Where did I go wrong? What could I have done different? Why does he/she act that way toward me?
These are all questions I have heard other parents say while in distress about their child’s behavior. Since my children are still very young, I have not uttered these words myself and hope I never do. If I play my cards right I will do a good job of observing the successes and failures of others and implement them in such a fashion as to eliminate the need to ever utter those words.
Hindsight is 20/20
No statement has ever been truer. We regularly, and by we I mean everyone, put into practice this very saying. It’s why we study history, in hopes of not repeating our screw ups. You can do something about it.
All decisions revolve around pain and pleasure
Don’t believe me, try it. When you wake up in the morning on a workday your bed may feel so good that you don’t want to get up. If you don’t get up then you might be late for work or worse, get into an accident because you were rushing to work and miss the whole day. So, you go to work, because the pain of losing your job outweighs the pleasure of staying in bed.
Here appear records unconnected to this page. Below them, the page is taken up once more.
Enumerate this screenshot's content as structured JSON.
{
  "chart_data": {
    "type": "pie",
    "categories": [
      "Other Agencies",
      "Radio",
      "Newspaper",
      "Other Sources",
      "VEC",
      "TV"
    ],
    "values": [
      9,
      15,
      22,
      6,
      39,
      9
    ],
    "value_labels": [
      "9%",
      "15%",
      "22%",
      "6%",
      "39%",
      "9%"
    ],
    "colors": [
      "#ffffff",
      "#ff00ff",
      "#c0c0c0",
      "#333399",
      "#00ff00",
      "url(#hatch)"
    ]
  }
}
It always works this way. Each scenario you employ will have varying degree a of both pain and pleasure in them. This is how salesmen get you to by things. They attack your greed and the pain of missing out on the deal overcomes your objections to spending the money. Unfortunately, after the purchase we feel more pain in the form of buyer’s remorse.
Apply this same principle to how you raise your kids. Any decision you make now will have a future affect. What this means is not only should you weigh pain and pleasure now, also weigh it for the future.
A decision yo make now may make life easy for you now and painful later. Look at the overall picture and decide the final benefits. Let me give you an example:
We all look back on our childhoods and see at least one thing our parents could have done better. For me it was learning how to manage money. I’m not sure why they didn’t take the time to teach me how to budget and save, but the end result was I had debt that I could have done without. A painful lesson for me in the school of hard knocks money management course.
I will take that and give my children a good education in money. At least I can speak from experience on what not to do. So, the convenience (pleasure) on my parents translated to debt (pain) for me later in life.
As parents we can’t afford to be selfish. A little pain now can lead to less pain later. What’s the saying, an ounce of prevention is worth a pound correction? Something like that. the point is seeking pleasure now could lead to a lot of pain later. My poor money skills led me to ask for money from my parents after I was on my own.
Yes, I know it’s cliche, but it’s the truth. If you do it now (whatever it is) you will find life to be easier with your kids later. Of course, there’e the added bonus of it getting easier and easier the more you do it.